A evolução do comércio exterior nas últimas décadas explica a tendência a modernização, citada por Márcio Freitas. “O desenvolvimento de melhores práticas totalmente integrada com parceiros de negócios e apoiadas pelo uso intensivo de tecnologia e capacitação do capital humano será o motor desta modernização para atingirmos a 6ª fase”, comenta. Entenda a evolução:

    • 1ª fase. Processo manual. Os controles eram totalmente manuais e feitos em planilhas.
    • 2ª fase. Os processos começam a ser automatizados. Início dos sistemas informatizados de controle.
    • 3ª fase. As informações passam a ser integradas com indicadores de perfomance (KPI).
    • 4ª fase. Implantação da visão sistêmica do processo com a gestão logística aduaneira.
    • 5ª fase. Etapa atual. Visão 360 do negócio, integração com SIscoserv, SPED, etc.
    • 6º fase. Era do controle e da segurança máxima. Evolução do Programa OEA e integração com regras de compliance para toda a organização.

O FUTURO

Márcio Antônio de Freitas, da Freitas Inteligência Aduaneira, analisa que até 2020 as empresas brasileiras com atuação global basearão seus investimentos em quatro grandes pilares: Gestão Logística Jurídica e Aduaneira, busca das melhores informações para tomada de decisões, foco no core business e ampliação da cultura de comércio exterior.

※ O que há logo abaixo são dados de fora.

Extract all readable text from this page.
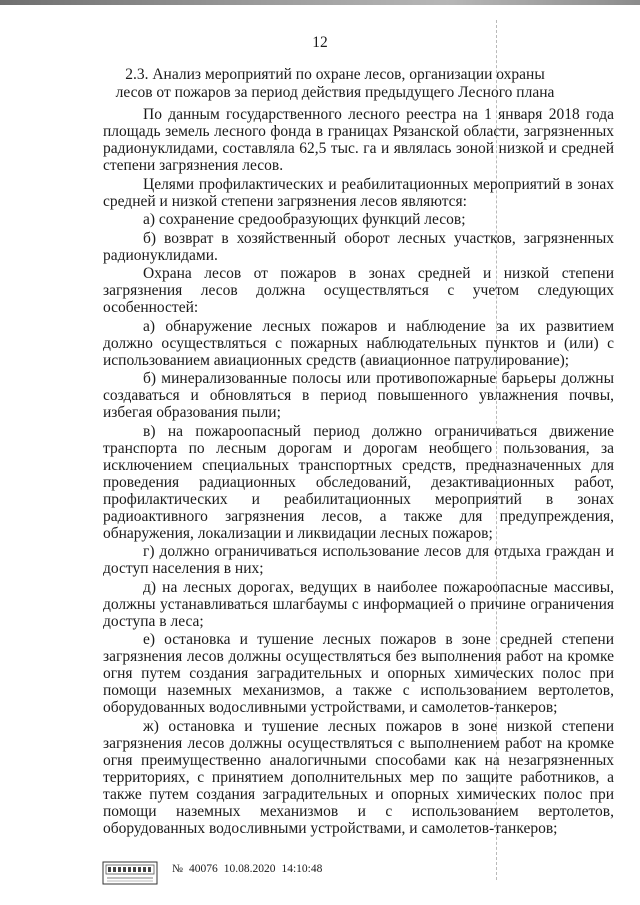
12
2.3. Анализ мероприятий по охране лесов, организации охраны
лесов от пожаров за период действия предыдущего Лесного плана

По данным государственного лесного реестра на 1 января 2018 года площадь земель лесного фонда в границах Рязанской области, загрязненных радионуклидами, составляла 62,5 тыс. га и являлась зоной низкой и средней степени загрязнения лесов.

Целями профилактических и реабилитационных мероприятий в зонах средней и низкой степени загрязнения лесов являются:

а) сохранение средообразующих функций лесов;

б) возврат в хозяйственный оборот лесных участков, загрязненных радионуклидами.

Охрана лесов от пожаров в зонах средней и низкой степени загрязнения лесов должна осуществляться с учетом следующих особенностей:

а) обнаружение лесных пожаров и наблюдение за их развитием должно осуществляться с пожарных наблюдательных пунктов и (или) с использованием авиационных средств (авиационное патрулирование);

б) минерализованные полосы или противопожарные барьеры должны создаваться и обновляться в период повышенного увлажнения почвы, избегая образования пыли;

в) на пожароопасный период должно ограничиваться движение транспорта по лесным дорогам и дорогам необщего пользования, за исключением специальных транспортных средств, предназначенных для проведения радиационных обследований, дезактивационных работ, профилактических и реабилитационных мероприятий в зонах радиоактивного загрязнения лесов, а также для предупреждения, обнаружения, локализации и ликвидации лесных пожаров;

г) должно ограничиваться использование лесов для отдыха граждан и доступ населения в них;

д) на лесных дорогах, ведущих в наиболее пожароопасные массивы, должны устанавливаться шлагбаумы с информацией о причине ограничения доступа в леса;

е) остановка и тушение лесных пожаров в зоне средней степени загрязнения лесов должны осуществляться без выполнения работ на кромке огня путем создания заградительных и опорных химических полос при помощи наземных механизмов, а также с использованием вертолетов, оборудованных водосливными устройствами, и самолетов-танкеров;

ж) остановка и тушение лесных пожаров в зоне низкой степени загрязнения лесов должны осуществляться с выполнением работ на кромке огня преимущественно аналогичными способами как на незагрязненных территориях, с принятием дополнительных мер по защите работников, а также путем создания заградительных и опорных химических полос при помощи наземных механизмов и с использованием вертолетов, оборудованных водосливными устройствами, и самолетов-танкеров;

№ 40076 10.08.2020 14:10:48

Estas mudanças tornarão as organizações muito mais ágeis, eficientes, competitivas e rentáveis”, comenta. Para isso, haverá uma crescente busca pelo redesenho dos processos internos e uma mudança efetiva na relação com prestadores de serviços. “Chegando a uma sinergia que proporcionará ganhos reais para que possamos competir globalmente”, afirma.